Some members of Big Picture’s online VIP survey group, the Brain Squad, are familiar with this problem. Their solution? Don’t celebrate birthdays individually. For example, at Visual FX, Chris Raleigh says he and his crew generally do cake and ice cream for all birthdays in any given month. At Fastsigns Oakland and Fastsigns Hayward, Linda Fong and her team have adopted a similar approach. “When we were a smaller team and in person, we would buy birthday lunches with the birthday person’s choice,” she says. “Now that we are about 20 with a hybrid work model, we celebrate the birthday month with lunch on the day of our monthly staff meeting when we know most of our team members are in the office.”

What’s the best way to deal with trolls on our social media channels?

Ignore them. Unlike customers with a grievance, to whom you should respond quickly and usually with some humility, trolls are just using verbal aggression to get attention. It’s better to ignore them than feed them. “The internet doesn’t turn people into trolls. It just makes their trolling more visible,” notes behavioral psychologist Adam Grant. “Eight studies of over 8,000 people have shown that if you’re an asshole online, you’re probably an asshole in person too.”

We’re struggling with white ink. Any pointers?

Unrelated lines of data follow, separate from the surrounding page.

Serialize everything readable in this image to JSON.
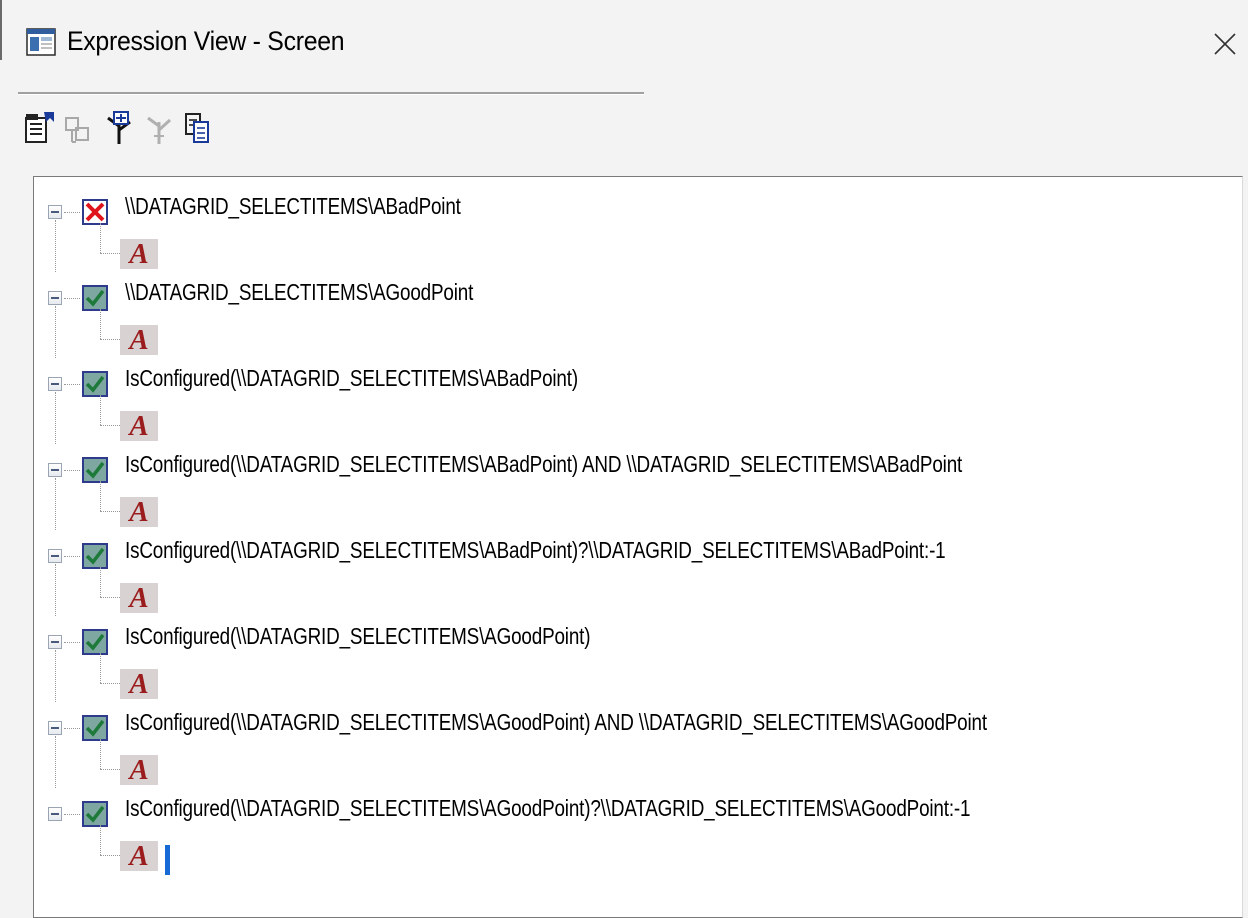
{
  "window": {
    "title": "Expression View - Screen",
    "icons": {
      "app": "app-window-icon",
      "close": "close-icon"
    }
  },
  "toolbar": {
    "buttons": [
      {
        "name": "properties-button",
        "icon": "properties-icon",
        "enabled": true
      },
      {
        "name": "collapse-button",
        "icon": "collapse-tree-icon",
        "enabled": false
      },
      {
        "name": "expand-tree-button",
        "icon": "expand-tree-icon",
        "enabled": true
      },
      {
        "name": "tree-disabled-button",
        "icon": "tree-icon",
        "enabled": false
      },
      {
        "name": "copy-button",
        "icon": "copy-icon",
        "enabled": true
      }
    ]
  },
  "tree": {
    "nodes": [
      {
        "label": "\\\\DATAGRID_SELECTITEMS\\ABadPoint",
        "status": "invalid",
        "child_icon_letter": "A"
      },
      {
        "label": "\\\\DATAGRID_SELECTITEMS\\AGoodPoint",
        "status": "valid",
        "child_icon_letter": "A"
      },
      {
        "label": "IsConfigured(\\\\DATAGRID_SELECTITEMS\\ABadPoint)",
        "status": "valid",
        "child_icon_letter": "A"
      },
      {
        "label": "IsConfigured(\\\\DATAGRID_SELECTITEMS\\ABadPoint) AND \\\\DATAGRID_SELECTITEMS\\ABadPoint",
        "status": "valid",
        "child_icon_letter": "A"
      },
      {
        "label": "IsConfigured(\\\\DATAGRID_SELECTITEMS\\ABadPoint)?\\\\DATAGRID_SELECTITEMS\\ABadPoint:-1",
        "status": "valid",
        "child_icon_letter": "A"
      },
      {
        "label": "IsConfigured(\\\\DATAGRID_SELECTITEMS\\AGoodPoint)",
        "status": "valid",
        "child_icon_letter": "A"
      },
      {
        "label": "IsConfigured(\\\\DATAGRID_SELECTITEMS\\AGoodPoint) AND \\\\DATAGRID_SELECTITEMS\\AGoodPoint",
        "status": "valid",
        "child_icon_letter": "A"
      },
      {
        "label": "IsConfigured(\\\\DATAGRID_SELECTITEMS\\AGoodPoint)?\\\\DATAGRID_SELECTITEMS\\AGoodPoint:-1",
        "status": "valid",
        "child_icon_letter": "A"
      }
    ]
  },
  "colors": {
    "valid_check": "#1d7a3a",
    "invalid_x": "#e0141c",
    "icon_letter": "#9b1c1c",
    "cursor": "#1769d6"
  }
}
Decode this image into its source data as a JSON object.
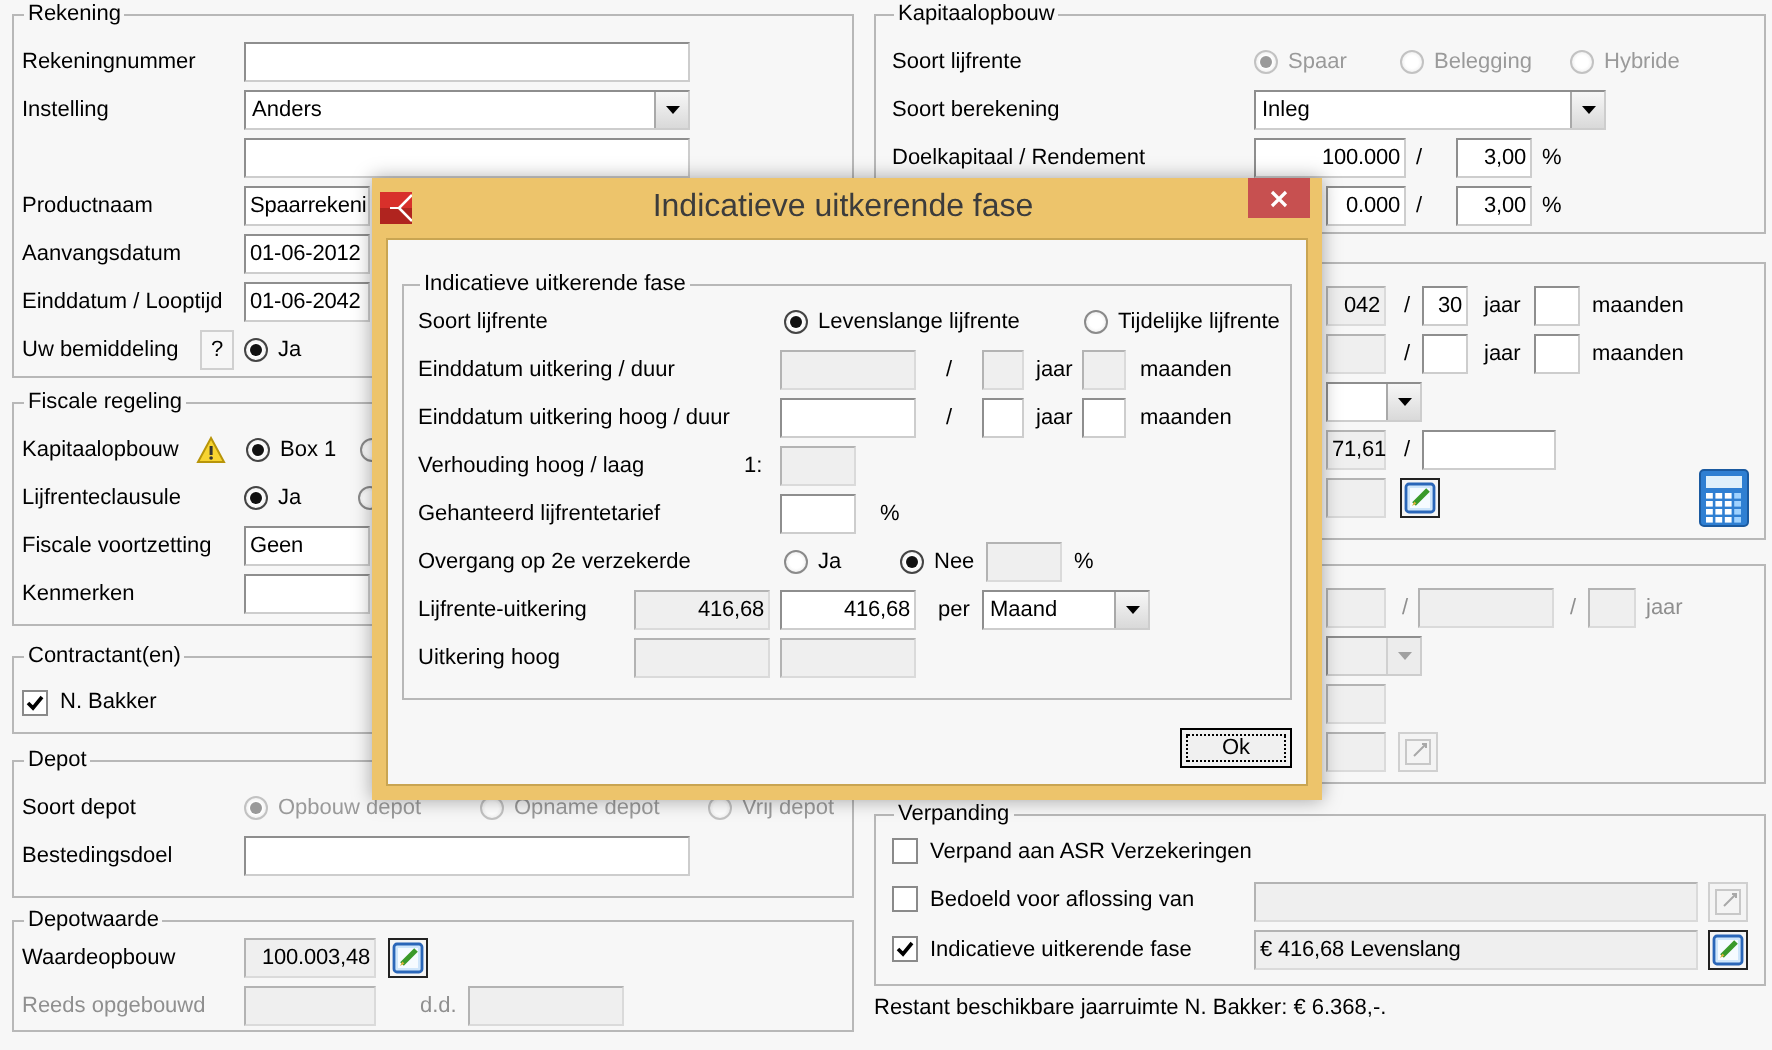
{
  "rekening": {
    "legend": "Rekening",
    "rekeningnummer": {
      "label": "Rekeningnummer",
      "field": {
        "disabled": false
      }
    },
    "instelling": {
      "label": "Instelling",
      "select": {
        "value": "Anders",
        "disabled": false
      },
      "field": {
        "disabled": false
      }
    },
    "productnaam": {
      "label": "Productnaam",
      "field": {
        "value": "Spaarrekeni",
        "disabled": false
      }
    },
    "aanvangsdatum": {
      "label": "Aanvangsdatum",
      "field": {
        "value": "01-06-2012",
        "disabled": false
      }
    },
    "einddatum": {
      "label": "Einddatum / Looptijd",
      "field": {
        "value": "01-06-2042",
        "disabled": false
      }
    },
    "bemiddeling": {
      "label": "Uw bemiddeling",
      "help": "?",
      "radios": {
        "disabled": false,
        "options": [
          {
            "label": "Ja",
            "selected": true
          }
        ]
      }
    }
  },
  "fiscale_regeling": {
    "legend": "Fiscale regeling",
    "kapitaalopbouw": {
      "label": "Kapitaalopbouw",
      "warning": true,
      "radios": {
        "disabled": false,
        "options": [
          {
            "label": "Box 1",
            "selected": true
          },
          {
            "selected": false
          }
        ]
      }
    },
    "lijfrenteclausule": {
      "label": "Lijfrenteclausule",
      "radios": {
        "disabled": false,
        "options": [
          {
            "label": "Ja",
            "selected": true
          },
          {
            "selected": false
          }
        ]
      }
    },
    "fiscale_voortzetting": {
      "label": "Fiscale voortzetting",
      "field": {
        "value": "Geen",
        "disabled": false
      }
    },
    "kenmerken": {
      "label": "Kenmerken",
      "field": {
        "disabled": false
      }
    }
  },
  "contractanten": {
    "legend": "Contractant(en)",
    "items": [
      {
        "label": "N. Bakker",
        "checked": true
      }
    ]
  },
  "depot": {
    "legend": "Depot",
    "soort_depot": {
      "label": "Soort depot",
      "radios": {
        "disabled": true,
        "options": [
          {
            "label": "Opbouw depot",
            "selected": true
          },
          {
            "label": "Opname depot",
            "selected": false
          },
          {
            "label": "Vrij depot",
            "selected": false
          }
        ]
      }
    },
    "bestedingsdoel": {
      "label": "Bestedingsdoel",
      "field": {
        "disabled": false
      }
    }
  },
  "depotwaarde": {
    "legend": "Depotwaarde",
    "waardeopbouw": {
      "label": "Waardeopbouw",
      "field": {
        "value": "100.003,48",
        "disabled": true
      },
      "edit": {
        "disabled": false
      }
    },
    "reeds_opgebouwd": {
      "label": "Reeds opgebouwd",
      "disabled": true,
      "field": {
        "disabled": true
      },
      "date_label": "d.d.",
      "date_field": {
        "disabled": true
      }
    }
  },
  "kapitaalopbouw": {
    "legend": "Kapitaalopbouw",
    "soort_lijfrente": {
      "label": "Soort lijfrente",
      "radios": {
        "disabled": true,
        "options": [
          {
            "label": "Spaar",
            "selected": true
          },
          {
            "label": "Belegging",
            "selected": false
          },
          {
            "label": "Hybride",
            "selected": false
          }
        ]
      }
    },
    "soort_berekening": {
      "label": "Soort berekening",
      "select": {
        "value": "Inleg",
        "disabled": false
      }
    },
    "doelkapitaal": {
      "label": "Doelkapitaal / Rendement",
      "field": {
        "value": "100.000",
        "disabled": false
      },
      "separator": "/",
      "rate": {
        "value": "3,00",
        "disabled": false
      },
      "unit": "%"
    },
    "row_4": {
      "field": {
        "value": "0.000",
        "disabled": false
      },
      "separator": "/",
      "rate": {
        "value": "3,00",
        "disabled": false
      },
      "unit": "%"
    }
  },
  "panel_2": {
    "calculator": true,
    "rows": [
      {
        "kind": "duration",
        "field": {
          "value": "042",
          "disabled": true
        },
        "separator": "/",
        "years": {
          "value": "30",
          "disabled": false
        },
        "years_unit": "jaar",
        "months": {
          "disabled": false
        },
        "months_unit": "maanden"
      },
      {
        "kind": "duration",
        "field": {
          "disabled": true
        },
        "separator": "/",
        "years": {
          "disabled": false
        },
        "years_unit": "jaar",
        "months": {
          "disabled": false
        },
        "months_unit": "maanden"
      },
      {
        "kind": "select",
        "select": {
          "disabled": false
        }
      },
      {
        "kind": "pair",
        "field": {
          "value": "71,61",
          "disabled": true
        },
        "separator": "/",
        "second": {
          "disabled": false
        }
      },
      {
        "kind": "edit",
        "field": {
          "disabled": true
        },
        "edit": {
          "disabled": false
        }
      }
    ]
  },
  "panel_3": {
    "rows": [
      {
        "kind": "triple",
        "disabled": true,
        "field": {
          "disabled": true
        },
        "separator": "/",
        "second": {
          "disabled": true
        },
        "separator_2": "/",
        "third": {
          "disabled": true
        },
        "unit": "jaar"
      },
      {
        "kind": "select",
        "select": {
          "disabled": true
        }
      },
      {
        "kind": "field",
        "field": {
          "disabled": true
        }
      },
      {
        "kind": "edit",
        "field": {
          "disabled": true
        },
        "edit": {
          "disabled": true
        }
      }
    ]
  },
  "verpanding": {
    "legend": "Verpanding",
    "items": [
      {
        "label": "Verpand aan ASR Verzekeringen",
        "checked": false
      },
      {
        "label": "Bedoeld voor aflossing van",
        "checked": false,
        "field": {
          "disabled": true
        },
        "edit": {
          "disabled": true
        }
      },
      {
        "label": "Indicatieve uitkerende fase",
        "checked": true,
        "field": {
          "value": "€ 416,68 Levenslang",
          "disabled": true
        },
        "edit": {
          "disabled": false
        }
      }
    ]
  },
  "footer_note": "Restant beschikbare jaarruimte N. Bakker: € 6.368,-.",
  "dialog": {
    "title": "Indicatieve uitkerende fase",
    "legend": "Indicatieve uitkerende fase",
    "soort_lijfrente": {
      "label": "Soort lijfrente",
      "options": [
        {
          "label": "Levenslange lijfrente",
          "selected": true
        },
        {
          "label": "Tijdelijke lijfrente",
          "selected": false
        }
      ]
    },
    "einddatum": {
      "label": "Einddatum uitkering / duur",
      "date": {
        "disabled": true
      },
      "separator": "/",
      "years": {
        "disabled": true
      },
      "years_unit": "jaar",
      "months": {
        "disabled": true
      },
      "months_unit": "maanden"
    },
    "einddatum_hoog": {
      "label": "Einddatum uitkering hoog / duur",
      "date": {
        "disabled": false
      },
      "separator": "/",
      "years": {
        "disabled": false
      },
      "years_unit": "jaar",
      "months": {
        "disabled": false
      },
      "months_unit": "maanden"
    },
    "verhouding": {
      "label": "Verhouding hoog / laag",
      "prefix": "1:",
      "field": {
        "disabled": true
      }
    },
    "tarief": {
      "label": "Gehanteerd lijfrentetarief",
      "field": {
        "disabled": false
      },
      "unit": "%"
    },
    "overgang": {
      "label": "Overgang op 2e verzekerde",
      "options": [
        {
          "label": "Ja",
          "selected": false
        },
        {
          "label": "Nee",
          "selected": true
        }
      ],
      "field": {
        "disabled": true
      },
      "unit": "%"
    },
    "uitkering": {
      "label": "Lijfrente-uitkering",
      "calculated": {
        "value": "416,68",
        "disabled": true
      },
      "field": {
        "value": "416,68",
        "disabled": false
      },
      "per": "per",
      "select": {
        "value": "Maand",
        "disabled": false
      }
    },
    "uitkering_hoog": {
      "label": "Uitkering hoog",
      "calculated": {
        "disabled": true
      },
      "field": {
        "disabled": true
      }
    },
    "ok": "Ok"
  }
}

If you’re still having difficulty after getting support from your equipment manufacturer, ink supplier, or other experts, you might reconsider whether you even need it? “White graphics don’t always require white ink, which can be more difficult to manage than other colors,” says Tami Napolitano, co-founder/CEO of Awesome Graphics. “It is easy to print on white film and then die-cut to whatever shape you want. When clients want the graphic on the inside of the glass facing out, we can use a clear film and then laminate in white, so the graphic still pops.”